Seit dem 7. Februar 2026 erhebt die EU-Kommission drastische Anti-Dumping-Zölle von 79 Prozent auf eine breite Palette keramischer Erzeugnisse aus China. Die Maßnahme, die deutlich früher als erwartet in Kraft trat, betrifft auch bereits bestellte, aber noch nicht eingeführte Waren. Für viele Händler und Großhändler, die rund 60 Prozent ihres Keramiksortiments aus China beziehen, bedeutet dies eine massive Kostensteigerung und erhebliche Belastungen in laufenden Einkaufszyklen.
Plötzlich steigendes Insolvenzrisiko
Die unerwarteten Zollkosten führen zu hohen Liquiditätsabflüssen, die insbesondere mittelständische Unternehmen mit engen Margen gefährden. Branchenvertreter warnen vor Sortimentseinschränkungen, Preisanstiegen im Handel und einer steigenden Zahl von Geschäftsaufgaben. So rechnet der Einzelhändler Depot mit einem deutlich reduzierten Angebot bei Tischwaren und saisonalen Artikeln. Zudem drohen durch Nachfragerückgänge in der EU und den USA Kapazitätskürzungen oder Fabrikschließungen in China, was Lieferengpässe und weitere Preiserhöhungen verursachen könnte.

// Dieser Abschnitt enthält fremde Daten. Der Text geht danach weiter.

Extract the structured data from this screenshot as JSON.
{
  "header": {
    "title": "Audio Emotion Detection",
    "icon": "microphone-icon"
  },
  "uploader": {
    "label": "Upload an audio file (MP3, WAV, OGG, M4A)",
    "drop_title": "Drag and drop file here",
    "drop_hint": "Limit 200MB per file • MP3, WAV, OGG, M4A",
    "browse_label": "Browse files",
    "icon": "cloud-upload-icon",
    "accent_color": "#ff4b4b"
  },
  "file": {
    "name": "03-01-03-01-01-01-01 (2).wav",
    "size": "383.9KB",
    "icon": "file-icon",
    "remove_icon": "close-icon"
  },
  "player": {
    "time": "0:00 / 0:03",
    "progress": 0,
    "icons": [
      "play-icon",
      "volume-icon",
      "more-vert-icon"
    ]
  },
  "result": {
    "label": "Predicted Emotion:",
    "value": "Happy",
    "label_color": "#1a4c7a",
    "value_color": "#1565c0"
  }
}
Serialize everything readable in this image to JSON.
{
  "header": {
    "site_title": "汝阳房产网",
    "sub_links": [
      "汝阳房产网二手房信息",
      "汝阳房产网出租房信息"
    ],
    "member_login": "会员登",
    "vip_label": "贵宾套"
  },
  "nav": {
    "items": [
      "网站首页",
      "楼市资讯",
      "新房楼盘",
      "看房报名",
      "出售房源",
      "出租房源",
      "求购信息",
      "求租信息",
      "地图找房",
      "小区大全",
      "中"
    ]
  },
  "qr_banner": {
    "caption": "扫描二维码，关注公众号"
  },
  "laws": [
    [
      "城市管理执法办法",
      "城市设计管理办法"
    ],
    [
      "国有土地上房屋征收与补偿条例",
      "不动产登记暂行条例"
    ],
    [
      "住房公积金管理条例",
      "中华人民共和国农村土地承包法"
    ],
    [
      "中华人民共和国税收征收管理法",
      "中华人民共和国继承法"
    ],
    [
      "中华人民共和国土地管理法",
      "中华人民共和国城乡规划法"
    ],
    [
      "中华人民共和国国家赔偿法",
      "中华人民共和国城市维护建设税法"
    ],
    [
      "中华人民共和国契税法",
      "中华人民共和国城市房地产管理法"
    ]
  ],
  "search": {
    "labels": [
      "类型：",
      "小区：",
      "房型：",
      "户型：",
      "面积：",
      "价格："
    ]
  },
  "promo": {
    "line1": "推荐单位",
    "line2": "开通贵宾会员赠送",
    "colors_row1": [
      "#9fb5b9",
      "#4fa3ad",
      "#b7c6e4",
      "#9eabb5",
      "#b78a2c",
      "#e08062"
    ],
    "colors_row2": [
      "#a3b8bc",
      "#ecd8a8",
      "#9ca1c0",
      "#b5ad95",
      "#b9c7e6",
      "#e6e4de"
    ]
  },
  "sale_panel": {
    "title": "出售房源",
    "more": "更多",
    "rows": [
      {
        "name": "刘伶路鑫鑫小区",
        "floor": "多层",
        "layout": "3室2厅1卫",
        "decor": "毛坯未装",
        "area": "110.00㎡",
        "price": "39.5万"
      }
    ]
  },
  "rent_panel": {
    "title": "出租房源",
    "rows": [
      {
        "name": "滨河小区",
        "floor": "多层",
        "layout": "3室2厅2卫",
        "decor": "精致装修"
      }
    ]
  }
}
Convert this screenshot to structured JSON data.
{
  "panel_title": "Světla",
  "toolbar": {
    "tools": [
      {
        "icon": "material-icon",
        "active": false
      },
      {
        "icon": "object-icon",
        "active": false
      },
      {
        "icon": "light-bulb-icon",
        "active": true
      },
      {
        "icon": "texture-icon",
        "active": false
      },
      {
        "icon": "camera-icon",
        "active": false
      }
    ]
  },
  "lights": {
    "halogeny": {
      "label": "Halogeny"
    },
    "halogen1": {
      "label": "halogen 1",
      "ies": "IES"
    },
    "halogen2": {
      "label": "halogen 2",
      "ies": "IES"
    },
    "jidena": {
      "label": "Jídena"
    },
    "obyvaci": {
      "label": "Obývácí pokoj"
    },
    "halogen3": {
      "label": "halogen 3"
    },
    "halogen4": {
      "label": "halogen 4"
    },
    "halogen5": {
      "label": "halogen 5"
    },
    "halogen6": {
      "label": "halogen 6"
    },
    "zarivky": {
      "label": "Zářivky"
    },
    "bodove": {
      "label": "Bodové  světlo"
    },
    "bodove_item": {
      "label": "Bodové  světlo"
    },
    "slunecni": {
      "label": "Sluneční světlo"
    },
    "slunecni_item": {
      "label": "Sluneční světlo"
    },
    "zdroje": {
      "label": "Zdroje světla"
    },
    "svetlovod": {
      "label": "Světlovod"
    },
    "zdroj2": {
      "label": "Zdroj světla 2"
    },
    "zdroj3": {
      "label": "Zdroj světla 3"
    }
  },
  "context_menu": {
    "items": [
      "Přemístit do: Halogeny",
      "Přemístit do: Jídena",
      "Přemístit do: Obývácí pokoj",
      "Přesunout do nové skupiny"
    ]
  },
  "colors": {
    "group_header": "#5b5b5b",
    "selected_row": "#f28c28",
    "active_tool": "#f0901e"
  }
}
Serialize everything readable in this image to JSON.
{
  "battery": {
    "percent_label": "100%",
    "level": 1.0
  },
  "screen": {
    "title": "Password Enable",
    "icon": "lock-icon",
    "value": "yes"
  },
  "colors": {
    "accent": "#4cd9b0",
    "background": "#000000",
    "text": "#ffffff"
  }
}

Weitere Produktkategorien könnten folgen
Auslöser der Zölle ist eine Beschwerde europäischer Hersteller, die chinesischen Anbietern systematisches Dumping vorwerfen – den Verkauf unter Produktionskosten oder zu marktverzerrenden Preisen. Neben Keramik und Porzellan laufen Untersuchungen in weiteren Bereichen wie Autoreifen und E-Bikes. Diese Ausweitung handelspolitischer Maßnahmen erhöht den Druck auf zahlreiche Wertschöpfungsketten und sorgt für Unsicherheit bei den Einkaufskonditionen.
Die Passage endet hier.